Stop the cruel capture and captivity of wild baboons for research in Kenya
Snatched from the wild, baboons were crammed into small cages and shipped for many hours on the back of pick-up trucks to the IPR. The capture of wild baboons is extremely cruel and inflicts much suffering on these highly social and intelligent animals. The substantial negative impact caused by trapping is universally recognised by official bodies and the use of wild-caught primates in research is banned in some countries, including the UK.
The investigation has uncovered the unacceptable conditions in which wild baboons and other primates were held at the IPR; conditions that compromised the welfare of baboons and failed to meet international welfare standards. Some of the baboons were housed on their own in barren metal cages. There was no enrichment. These conditions can cause disturbed abnormal behaviour and take the form of pacing and circling. The introduction of baboons to others was often done poorly, resulting in fighting and injuries. Some infants were taken from their mothers at a young age and housed alone.
At the IPR, baboons are subjected to disturbing research; much of it is highly invasive, causes immense suffering and is even fatal. Legislation in Kenya relating to animal experiments is outdated and hopelessly inadequate. Yet, researchers from overseas, including the UK, USA and Belgium, travel to Kenya to use these facilities to conduct experiments on wild caught baboons.

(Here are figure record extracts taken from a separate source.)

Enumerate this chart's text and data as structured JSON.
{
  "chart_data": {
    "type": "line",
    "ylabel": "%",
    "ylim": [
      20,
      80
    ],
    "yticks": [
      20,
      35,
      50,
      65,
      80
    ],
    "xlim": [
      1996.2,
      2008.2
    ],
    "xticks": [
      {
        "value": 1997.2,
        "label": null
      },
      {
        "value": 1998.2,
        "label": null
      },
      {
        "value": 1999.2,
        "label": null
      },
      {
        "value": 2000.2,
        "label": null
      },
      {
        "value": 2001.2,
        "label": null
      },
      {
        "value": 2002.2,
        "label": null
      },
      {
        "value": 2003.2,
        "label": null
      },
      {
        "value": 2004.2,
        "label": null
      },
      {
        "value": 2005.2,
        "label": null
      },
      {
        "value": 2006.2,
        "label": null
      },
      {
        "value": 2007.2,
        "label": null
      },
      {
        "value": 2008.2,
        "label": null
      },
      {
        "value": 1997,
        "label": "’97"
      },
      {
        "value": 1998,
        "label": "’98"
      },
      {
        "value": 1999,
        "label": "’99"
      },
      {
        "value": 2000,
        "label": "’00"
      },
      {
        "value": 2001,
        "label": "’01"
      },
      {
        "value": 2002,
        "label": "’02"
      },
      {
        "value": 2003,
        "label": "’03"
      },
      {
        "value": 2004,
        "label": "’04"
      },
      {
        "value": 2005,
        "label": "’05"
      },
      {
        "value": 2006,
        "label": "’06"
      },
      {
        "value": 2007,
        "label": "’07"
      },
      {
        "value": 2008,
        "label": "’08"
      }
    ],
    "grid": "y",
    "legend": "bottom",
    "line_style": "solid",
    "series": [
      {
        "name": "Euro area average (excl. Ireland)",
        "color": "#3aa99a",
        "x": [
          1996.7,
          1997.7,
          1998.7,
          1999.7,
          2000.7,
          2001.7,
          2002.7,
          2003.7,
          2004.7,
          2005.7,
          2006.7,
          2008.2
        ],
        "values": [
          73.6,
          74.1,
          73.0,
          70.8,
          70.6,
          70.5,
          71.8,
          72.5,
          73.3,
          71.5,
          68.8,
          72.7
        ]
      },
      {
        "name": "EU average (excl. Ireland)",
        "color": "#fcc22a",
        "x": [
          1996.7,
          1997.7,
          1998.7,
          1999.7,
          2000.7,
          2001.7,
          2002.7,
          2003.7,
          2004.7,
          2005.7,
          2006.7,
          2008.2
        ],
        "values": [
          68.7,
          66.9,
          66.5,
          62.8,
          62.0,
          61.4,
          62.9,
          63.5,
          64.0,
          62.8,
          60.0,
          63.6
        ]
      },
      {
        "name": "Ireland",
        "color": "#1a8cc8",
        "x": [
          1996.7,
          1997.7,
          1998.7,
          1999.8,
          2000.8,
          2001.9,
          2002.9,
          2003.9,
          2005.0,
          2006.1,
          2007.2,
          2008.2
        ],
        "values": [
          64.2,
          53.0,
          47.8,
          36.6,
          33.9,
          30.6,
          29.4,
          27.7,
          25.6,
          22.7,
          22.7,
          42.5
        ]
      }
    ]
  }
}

For example, researchers from the University of Newcastle have been conducting especially invasive brain surgery on baboons in which the individual’s head was placed into a stereotaxic frame and held in place whilst the skull was drilled open and parts of the brain removed. The animals were kept alive under anaesthetic for many hours while tests were carried out before being killed.
We urge the Kenyan government to take a stand and dissociate itself from the cruelties of the wild-caught trade by introducing a ban on the capture and use of wild-caught primates for research.